The study looked at 212 primary urothelial carcinoma of the bladder tumor samples obtained through the Los Angeles County Cancer Surveillance Program. The samples included both non-muscle invasive tumor patients treated by transurethral resection and muscle invasive tumors that required radical cystectomy, suggesting, Mitra said, that the marker panel could prove applicable to both forms.

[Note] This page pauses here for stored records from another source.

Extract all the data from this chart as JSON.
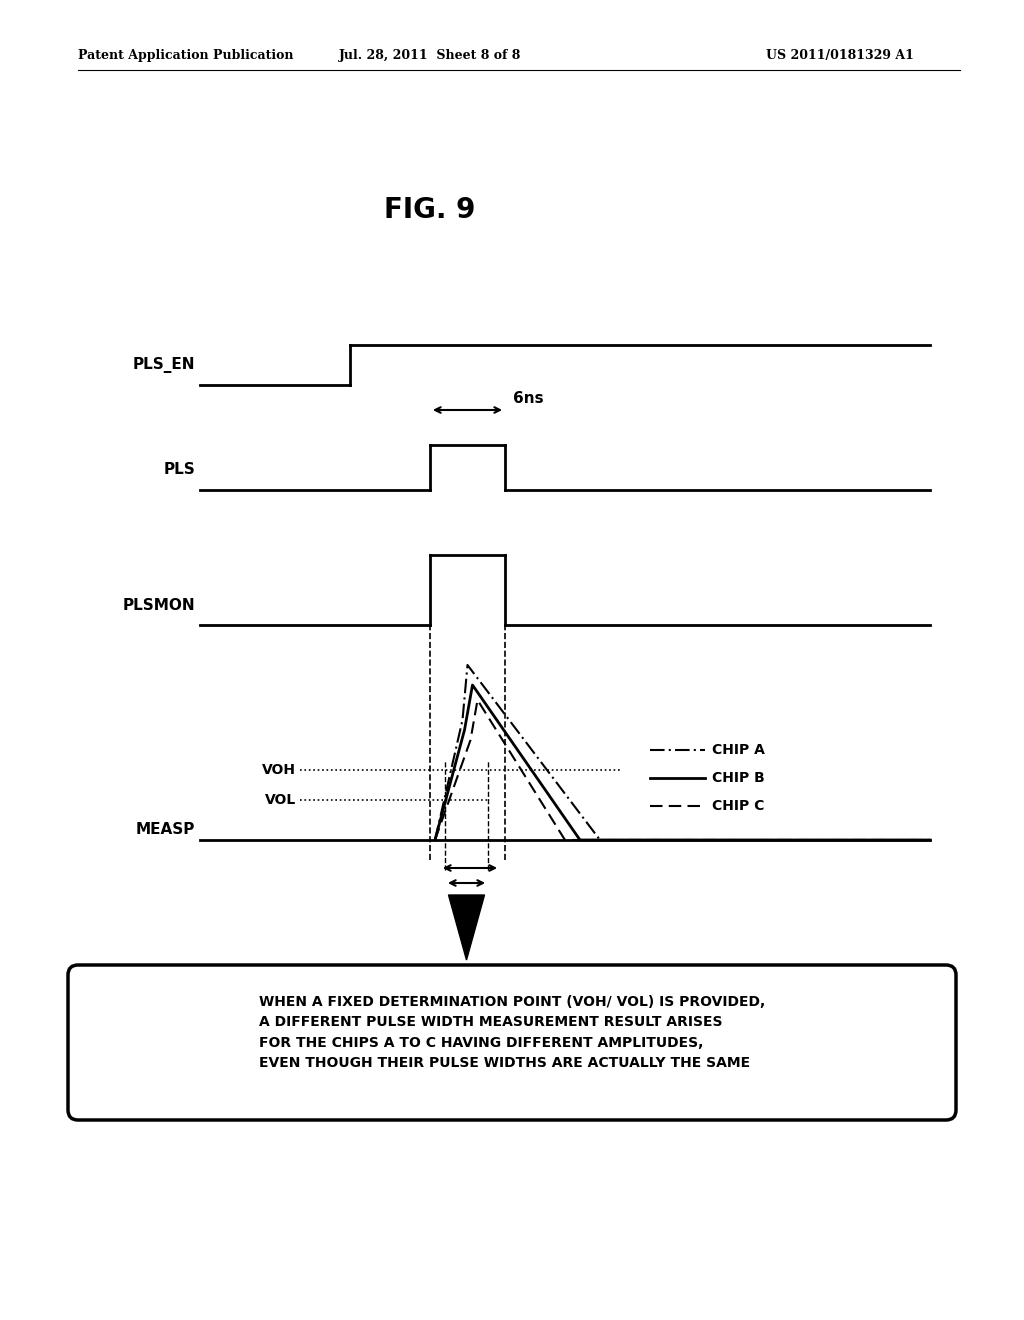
{
  "title": "FIG. 9",
  "header_left": "Patent Application Publication",
  "header_mid": "Jul. 28, 2011  Sheet 8 of 8",
  "header_right": "US 2011/0181329 A1",
  "bg_color": "#ffffff",
  "annotation_6ns": "6ns",
  "voh_label": "VOH",
  "vol_label": "VOL",
  "chip_a_label": "CHIP A",
  "chip_b_label": "CHIP B",
  "chip_c_label": "CHIP C",
  "box_text": "WHEN A FIXED DETERMINATION POINT (VOH/ VOL) IS PROVIDED,\nA DIFFERENT PULSE WIDTH MEASUREMENT RESULT ARISES\nFOR THE CHIPS A TO C HAVING DIFFERENT AMPLITUDES,\nEVEN THOUGH THEIR PULSE WIDTHS ARE ACTUALLY THE SAME"
}
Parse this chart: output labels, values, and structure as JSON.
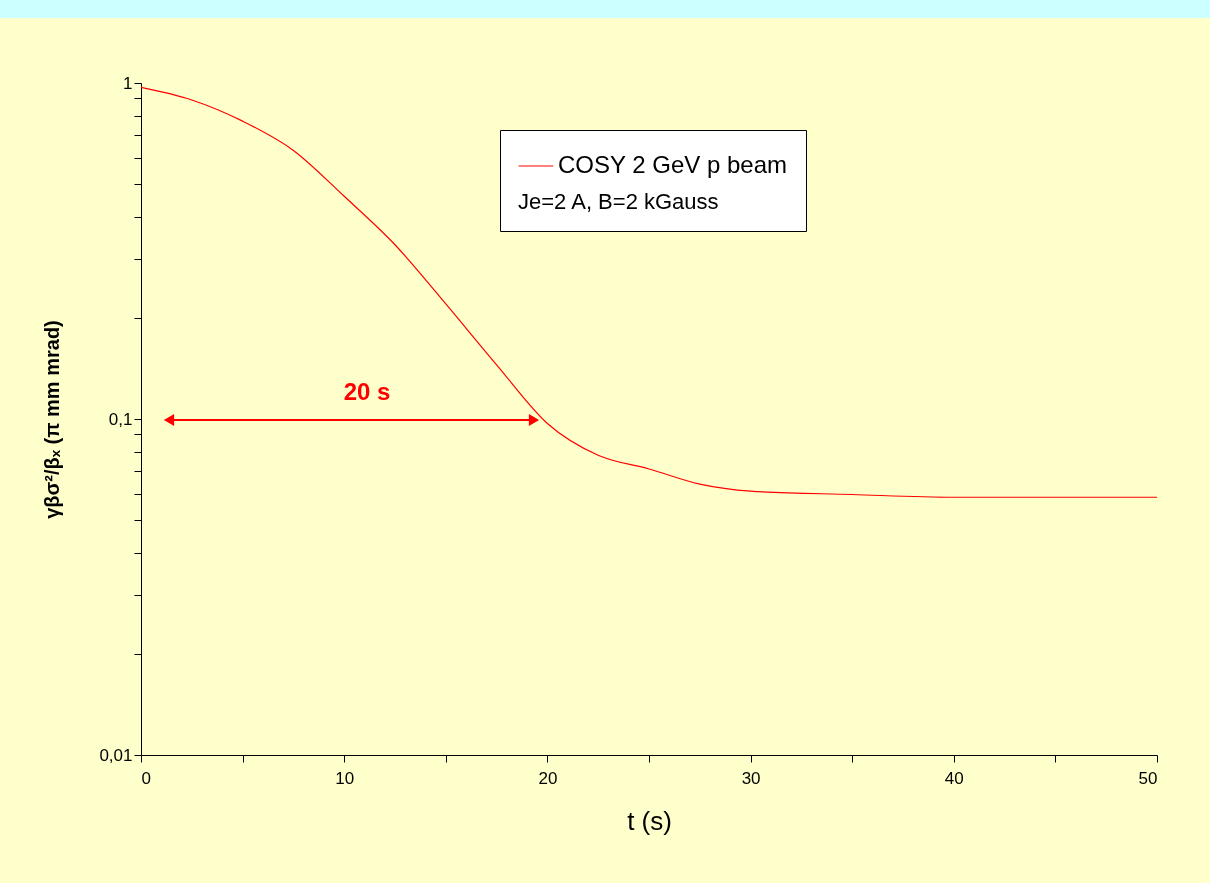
{
  "chart_data": {
    "type": "line",
    "xlabel": "t (s)",
    "ylabel": "γβσ²/βₓ   (π mm mrad)",
    "legend_title": "Je=2 A, B=2 kGauss",
    "legend": "top right",
    "log": true,
    "grid": false,
    "x": [
      0,
      2.5,
      5,
      7.5,
      10,
      12.5,
      15,
      17.5,
      20,
      22.5,
      25,
      27.5,
      30,
      35,
      40,
      45,
      50
    ],
    "series": [
      {
        "name": "COSY 2 GeV p beam",
        "color": "#ff0000",
        "values": [
          0.97,
          0.89,
          0.77,
          0.63,
          0.46,
          0.33,
          0.22,
          0.145,
          0.097,
          0.078,
          0.071,
          0.064,
          0.061,
          0.0596,
          0.0585,
          0.0585,
          0.0585
        ]
      }
    ],
    "xlim": [
      0,
      50
    ],
    "ylim": [
      0.01,
      1
    ],
    "xticks": [
      0,
      {
        "value": 5,
        "label": null
      },
      10,
      {
        "value": 15,
        "label": null
      },
      20,
      {
        "value": 25,
        "label": null
      },
      30,
      {
        "value": 35,
        "label": null
      },
      40,
      {
        "value": 45,
        "label": null
      },
      50
    ],
    "yticks": [
      {
        "value": 0.01,
        "label": "0,01"
      },
      {
        "value": 0.02,
        "label": null
      },
      {
        "value": 0.03,
        "label": null
      },
      {
        "value": 0.04,
        "label": null
      },
      {
        "value": 0.05,
        "label": null
      },
      {
        "value": 0.06,
        "label": null
      },
      {
        "value": 0.07,
        "label": null
      },
      {
        "value": 0.08,
        "label": null
      },
      {
        "value": 0.09,
        "label": null
      },
      {
        "value": 0.1,
        "label": "0,1"
      },
      {
        "value": 0.2,
        "label": null
      },
      {
        "value": 0.3,
        "label": null
      },
      {
        "value": 0.4,
        "label": null
      },
      {
        "value": 0.5,
        "label": null
      },
      {
        "value": 0.6,
        "label": null
      },
      {
        "value": 0.7,
        "label": null
      },
      {
        "value": 0.8,
        "label": null
      },
      {
        "value": 0.9,
        "label": null
      },
      1
    ],
    "annotations": [
      "20 s"
    ]
  }
}
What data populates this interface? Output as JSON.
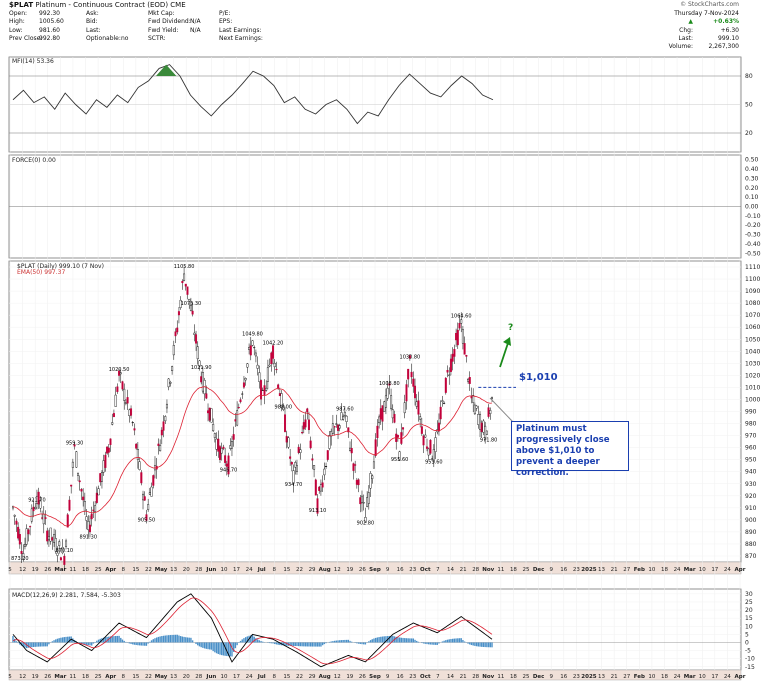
{
  "header": {
    "symbol": "$PLAT",
    "name": "Platinum - Continuous Contract (EOD) CME",
    "source": "© StockCharts.com",
    "date": "Thursday 7-Nov-2024",
    "col1": [
      [
        "Open:",
        "992.30"
      ],
      [
        "High:",
        "1005.60"
      ],
      [
        "Low:",
        "981.60"
      ],
      [
        "Prev Close:",
        "992.80"
      ]
    ],
    "col2": [
      [
        "Ask:",
        ""
      ],
      [
        "Bid:",
        ""
      ],
      [
        "Last:",
        ""
      ],
      [
        "Optionable:",
        "no"
      ]
    ],
    "col3": [
      [
        "Mkt Cap:",
        ""
      ],
      [
        "Fwd Dividend:",
        "N/A"
      ],
      [
        "Fwd Yield:",
        "N/A"
      ],
      [
        "SCTR:",
        ""
      ]
    ],
    "col4": [
      [
        "P/E:",
        ""
      ],
      [
        "EPS:",
        ""
      ],
      [
        "Last Earnings:",
        ""
      ],
      [
        "Next Earnings:",
        ""
      ]
    ],
    "quote": {
      "pct": "+0.63%",
      "chg_label": "Chg:",
      "chg": "+6.30",
      "last_label": "Last:",
      "last": "999.10",
      "vol_label": "Volume:",
      "vol": "2,267,300"
    }
  },
  "panels": {
    "mfi_label": "MFI(14) 53.36",
    "force_label": "FORCE(0) 0.00",
    "price_label": "$PLAT (Daily) 999.10 (7 Nov)",
    "ema_label": "EMA(50) 997.37",
    "macd_label": "MACD(12,26,9) 2.281, 7.584, -5.303"
  },
  "annotations": {
    "level": "$1,010",
    "question": "?",
    "note": "Platinum must progressively close above $1,010 to prevent a deeper correction."
  },
  "chart_data": {
    "type": "candlestick",
    "x_labels": [
      "5",
      "12",
      "19",
      "26",
      "Mar",
      "11",
      "18",
      "25",
      "Apr",
      "8",
      "15",
      "22",
      "May",
      "13",
      "20",
      "28",
      "Jun",
      "10",
      "17",
      "24",
      "Jul",
      "8",
      "15",
      "22",
      "29",
      "Aug",
      "12",
      "19",
      "26",
      "Sep",
      "9",
      "16",
      "23",
      "Oct",
      "7",
      "14",
      "21",
      "28",
      "Nov",
      "11",
      "18",
      "25",
      "Dec",
      "9",
      "16",
      "23",
      "2025",
      "13",
      "21",
      "27",
      "Feb",
      "10",
      "18",
      "24",
      "Mar",
      "10",
      "17",
      "24",
      "Apr"
    ],
    "price_axis": {
      "min": 870,
      "max": 1110,
      "step": 10
    },
    "mfi_axis": [
      80,
      50,
      20
    ],
    "force_axis": [
      0.5,
      0.4,
      0.3,
      0.2,
      0.1,
      0.0,
      -0.1,
      -0.2,
      -0.3,
      -0.4,
      -0.5
    ],
    "macd_axis": [
      30,
      25,
      20,
      15,
      10,
      5,
      0,
      -5,
      -10,
      -15
    ],
    "price_labels": [
      {
        "text": "873.20",
        "v": 873.2
      },
      {
        "text": "870.10",
        "v": 870.1
      },
      {
        "text": "921.70",
        "v": 921.7
      },
      {
        "text": "959.30",
        "v": 959.3
      },
      {
        "text": "891.30",
        "v": 891.3
      },
      {
        "text": "1020.50",
        "v": 1020.5
      },
      {
        "text": "905.50",
        "v": 905.5
      },
      {
        "text": "1105.80",
        "v": 1105.8
      },
      {
        "text": "1075.30",
        "v": 1075.3
      },
      {
        "text": "1021.90",
        "v": 1021.9
      },
      {
        "text": "946.70",
        "v": 946.7
      },
      {
        "text": "1049.80",
        "v": 1049.8
      },
      {
        "text": "1042.20",
        "v": 1042.2
      },
      {
        "text": "989.00",
        "v": 989.0
      },
      {
        "text": "934.70",
        "v": 934.7
      },
      {
        "text": "913.10",
        "v": 913.1
      },
      {
        "text": "987.60",
        "v": 987.6
      },
      {
        "text": "902.80",
        "v": 902.8
      },
      {
        "text": "1008.80",
        "v": 1008.8
      },
      {
        "text": "1030.80",
        "v": 1030.8
      },
      {
        "text": "955.60",
        "v": 955.6
      },
      {
        "text": "953.60",
        "v": 953.6
      },
      {
        "text": "1064.60",
        "v": 1064.6
      },
      {
        "text": "971.80",
        "v": 971.8
      }
    ],
    "level_line": 1010
  }
}
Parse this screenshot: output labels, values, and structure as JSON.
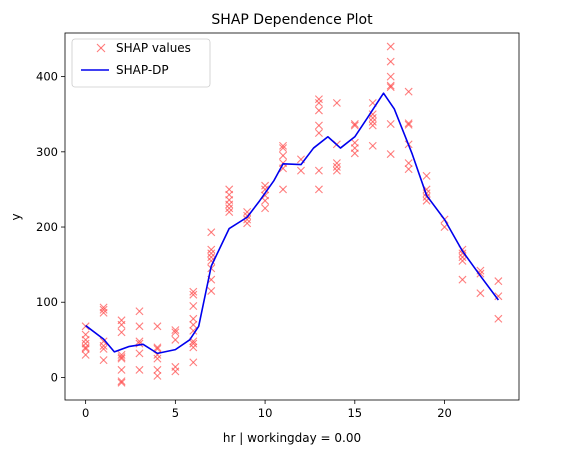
{
  "chart_data": {
    "type": "scatter",
    "title": "SHAP Dependence Plot",
    "xlabel": "hr | workingday = 0.00",
    "ylabel": "y",
    "xlim": [
      -1.15,
      24.15
    ],
    "ylim": [
      -30,
      458
    ],
    "xticks": [
      0,
      5,
      10,
      15,
      20
    ],
    "yticks": [
      0,
      100,
      200,
      300,
      400
    ],
    "grid": false,
    "legend_position": "top-left",
    "colors": {
      "points": "#ff4d4d",
      "line": "#0000ee"
    },
    "series": [
      {
        "name": "SHAP values",
        "kind": "scatter",
        "marker": "x",
        "points": [
          [
            0,
            68
          ],
          [
            0,
            57
          ],
          [
            0,
            50
          ],
          [
            0,
            45
          ],
          [
            0,
            40
          ],
          [
            0,
            38
          ],
          [
            0,
            30
          ],
          [
            1,
            93
          ],
          [
            1,
            90
          ],
          [
            1,
            86
          ],
          [
            1,
            48
          ],
          [
            1,
            42
          ],
          [
            1,
            38
          ],
          [
            1,
            23
          ],
          [
            2,
            76
          ],
          [
            2,
            70
          ],
          [
            2,
            60
          ],
          [
            2,
            30
          ],
          [
            2,
            27
          ],
          [
            2,
            25
          ],
          [
            2,
            10
          ],
          [
            2,
            -5
          ],
          [
            2,
            -7
          ],
          [
            3,
            88
          ],
          [
            3,
            68
          ],
          [
            3,
            48
          ],
          [
            3,
            45
          ],
          [
            3,
            32
          ],
          [
            3,
            10
          ],
          [
            4,
            68
          ],
          [
            4,
            40
          ],
          [
            4,
            38
          ],
          [
            4,
            30
          ],
          [
            4,
            25
          ],
          [
            4,
            10
          ],
          [
            4,
            2
          ],
          [
            5,
            63
          ],
          [
            5,
            60
          ],
          [
            5,
            50
          ],
          [
            5,
            14
          ],
          [
            5,
            8
          ],
          [
            6,
            114
          ],
          [
            6,
            110
          ],
          [
            6,
            95
          ],
          [
            6,
            78
          ],
          [
            6,
            70
          ],
          [
            6,
            62
          ],
          [
            6,
            48
          ],
          [
            6,
            45
          ],
          [
            6,
            40
          ],
          [
            6,
            20
          ],
          [
            7,
            193
          ],
          [
            7,
            170
          ],
          [
            7,
            165
          ],
          [
            7,
            160
          ],
          [
            7,
            155
          ],
          [
            7,
            145
          ],
          [
            7,
            130
          ],
          [
            7,
            115
          ],
          [
            8,
            250
          ],
          [
            8,
            243
          ],
          [
            8,
            236
          ],
          [
            8,
            230
          ],
          [
            8,
            225
          ],
          [
            8,
            220
          ],
          [
            9,
            220
          ],
          [
            9,
            215
          ],
          [
            9,
            210
          ],
          [
            9,
            205
          ],
          [
            10,
            255
          ],
          [
            10,
            250
          ],
          [
            10,
            242
          ],
          [
            10,
            235
          ],
          [
            10,
            225
          ],
          [
            11,
            308
          ],
          [
            11,
            305
          ],
          [
            11,
            295
          ],
          [
            11,
            285
          ],
          [
            11,
            278
          ],
          [
            11,
            250
          ],
          [
            12,
            290
          ],
          [
            12,
            275
          ],
          [
            13,
            370
          ],
          [
            13,
            365
          ],
          [
            13,
            355
          ],
          [
            13,
            335
          ],
          [
            13,
            325
          ],
          [
            13,
            275
          ],
          [
            13,
            250
          ],
          [
            14,
            365
          ],
          [
            14,
            310
          ],
          [
            14,
            285
          ],
          [
            14,
            280
          ],
          [
            14,
            275
          ],
          [
            15,
            337
          ],
          [
            15,
            335
          ],
          [
            15,
            312
          ],
          [
            15,
            305
          ],
          [
            15,
            298
          ],
          [
            16,
            365
          ],
          [
            16,
            350
          ],
          [
            16,
            345
          ],
          [
            16,
            340
          ],
          [
            16,
            335
          ],
          [
            16,
            308
          ],
          [
            17,
            440
          ],
          [
            17,
            420
          ],
          [
            17,
            400
          ],
          [
            17,
            388
          ],
          [
            17,
            386
          ],
          [
            17,
            337
          ],
          [
            17,
            297
          ],
          [
            18,
            380
          ],
          [
            18,
            338
          ],
          [
            18,
            336
          ],
          [
            18,
            310
          ],
          [
            18,
            285
          ],
          [
            18,
            277
          ],
          [
            19,
            268
          ],
          [
            19,
            250
          ],
          [
            19,
            245
          ],
          [
            19,
            240
          ],
          [
            19,
            235
          ],
          [
            20,
            210
          ],
          [
            20,
            200
          ],
          [
            21,
            170
          ],
          [
            21,
            165
          ],
          [
            21,
            160
          ],
          [
            21,
            155
          ],
          [
            21,
            130
          ],
          [
            22,
            142
          ],
          [
            22,
            138
          ],
          [
            22,
            112
          ],
          [
            23,
            128
          ],
          [
            23,
            108
          ],
          [
            23,
            78
          ]
        ]
      },
      {
        "name": "SHAP-DP",
        "kind": "line",
        "points": [
          [
            0,
            69
          ],
          [
            1,
            51
          ],
          [
            1.6,
            34
          ],
          [
            2.4,
            41
          ],
          [
            3.2,
            44
          ],
          [
            4,
            32
          ],
          [
            5,
            37
          ],
          [
            5.8,
            50
          ],
          [
            6.3,
            68
          ],
          [
            7,
            148
          ],
          [
            8,
            198
          ],
          [
            9,
            213
          ],
          [
            9.7,
            235
          ],
          [
            10.5,
            262
          ],
          [
            11,
            284
          ],
          [
            12,
            283
          ],
          [
            12.7,
            305
          ],
          [
            13.5,
            320
          ],
          [
            14.2,
            305
          ],
          [
            15,
            320
          ],
          [
            15.7,
            345
          ],
          [
            16.6,
            378
          ],
          [
            17.2,
            357
          ],
          [
            18.2,
            297
          ],
          [
            19,
            242
          ],
          [
            20,
            210
          ],
          [
            21,
            168
          ],
          [
            22,
            135
          ],
          [
            23,
            103
          ]
        ]
      }
    ]
  }
}
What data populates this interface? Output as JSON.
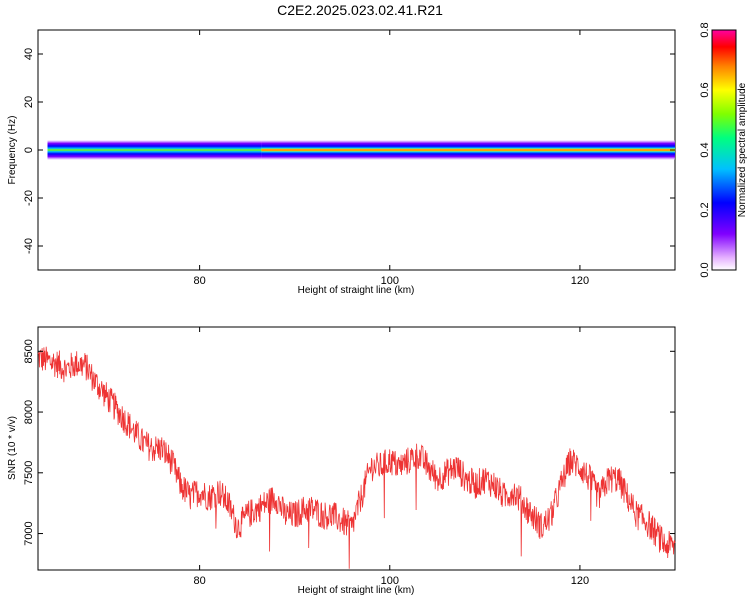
{
  "title": "C2E2.2025.023.02.41.R21",
  "chart_data": [
    {
      "type": "heatmap",
      "xlabel": "Height of straight line (km)",
      "ylabel": "Frequency (Hz)",
      "xlim": [
        63,
        130
      ],
      "ylim": [
        -50,
        50
      ],
      "x_ticks": [
        80,
        100,
        120
      ],
      "y_ticks": [
        40,
        20,
        0,
        -20,
        -40
      ],
      "grid": false,
      "band": {
        "x_start": 64,
        "x_end": 130,
        "segments": [
          {
            "x0": 64,
            "x1": 86.5,
            "color_scale_peak": 0.45,
            "half_width_hz": 4
          },
          {
            "x0": 86.5,
            "x1": 130,
            "color_scale_peak": 0.8,
            "half_width_hz": 4
          }
        ],
        "center_frequency_hz": 0
      },
      "colorbar": {
        "label": "Normalized spectral amplitude",
        "range": [
          0.0,
          0.8
        ],
        "ticks": [
          "0.0",
          "0.2",
          "0.4",
          "0.6",
          "0.8"
        ],
        "colormap": "rainbow (white-violet-blue-cyan-green-yellow-orange-red-magenta)"
      }
    },
    {
      "type": "line",
      "xlabel": "Height of straight line (km)",
      "ylabel": "SNR (10 * v/v)",
      "xlim": [
        63,
        130
      ],
      "ylim": [
        6700,
        8700
      ],
      "x_ticks": [
        80,
        100,
        120
      ],
      "y_ticks": [
        7000,
        7500,
        8000,
        8500
      ],
      "grid": false,
      "series": [
        {
          "color": "#ee3333",
          "x": [
            63,
            64,
            65,
            66,
            67,
            68,
            69,
            70,
            71,
            72,
            73,
            74,
            75,
            76,
            77,
            78,
            79,
            80,
            81,
            82,
            83,
            84,
            85,
            86,
            87,
            88,
            89,
            90,
            91,
            92,
            93,
            94,
            95,
            96,
            97,
            98,
            99,
            100,
            101,
            102,
            103,
            104,
            105,
            106,
            107,
            108,
            109,
            110,
            111,
            112,
            113,
            114,
            115,
            116,
            117,
            118,
            119,
            120,
            121,
            122,
            123,
            124,
            125,
            126,
            127,
            128,
            129,
            130
          ],
          "y": [
            8450,
            8420,
            8400,
            8350,
            8400,
            8380,
            8250,
            8150,
            8050,
            7950,
            7850,
            7750,
            7700,
            7700,
            7600,
            7400,
            7300,
            7350,
            7300,
            7350,
            7250,
            7050,
            7150,
            7200,
            7250,
            7300,
            7150,
            7150,
            7200,
            7200,
            7150,
            7150,
            7100,
            7050,
            7300,
            7550,
            7550,
            7600,
            7550,
            7600,
            7650,
            7550,
            7450,
            7500,
            7550,
            7450,
            7400,
            7450,
            7400,
            7300,
            7350,
            7250,
            7150,
            7050,
            7150,
            7400,
            7600,
            7550,
            7450,
            7300,
            7450,
            7450,
            7300,
            7150,
            7100,
            7000,
            6900,
            6900
          ]
        }
      ]
    }
  ]
}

While some protein and genetic markers are currently in use to diagnose and predict progression of bladder cancer, the disease lags behind other cancers like breast and colon in terms of applying molecular information to treatment, Mitra said.

"Most of the [bladder cancer] patient management today is primarily based on pathological staging, the tumor stage when the patient has surgery," he said.

He added that certain centers, including USC, are using smaller numbers of markers such as p53 to guide therapy, but that "a comprehensive integration of markers into clinical practice is not routine as of yet."

Predictive Biosciences is one firm trying to bring molecular markers to bladder cancer treatment. The company's CertNDx test, which it offers out of its Cleveland-based CLIA certified lab, analyzes mutations to the FGFR3 gene, methylation status of NID2 and TWIST1, and the presence of the MMP-2 protein to detect the presence of bladder cancer.

The company has marketed the test largely as a diagnostic, but it also has applications for molecular grading that can aid in guiding treatment, similar to the USC panel.

Since completing the study detailed in the Cancer paper, Mitra and colleagues have launched additional retrospective studies, collecting three new cohorts of between 300 and 500 patients. They are also planning to launch two prospective studies, including one at USC, to further test the markers.

The panel "needs a little bit more validation before it is directly applied to decision making," Mitra said, but, he added, initial data from the recently launched retrospective studies "looks pretty promising."

The researchers have no plans to patent the test, he said, explaining that many of the markers have already been used individually for related purposes, "so there is a lot of prior art already."

Not pursuing a patent also ensures that in the case the test does prove effective, "academics and everyone can have the flexibility to use it without issues of IP in the way," Mitra said.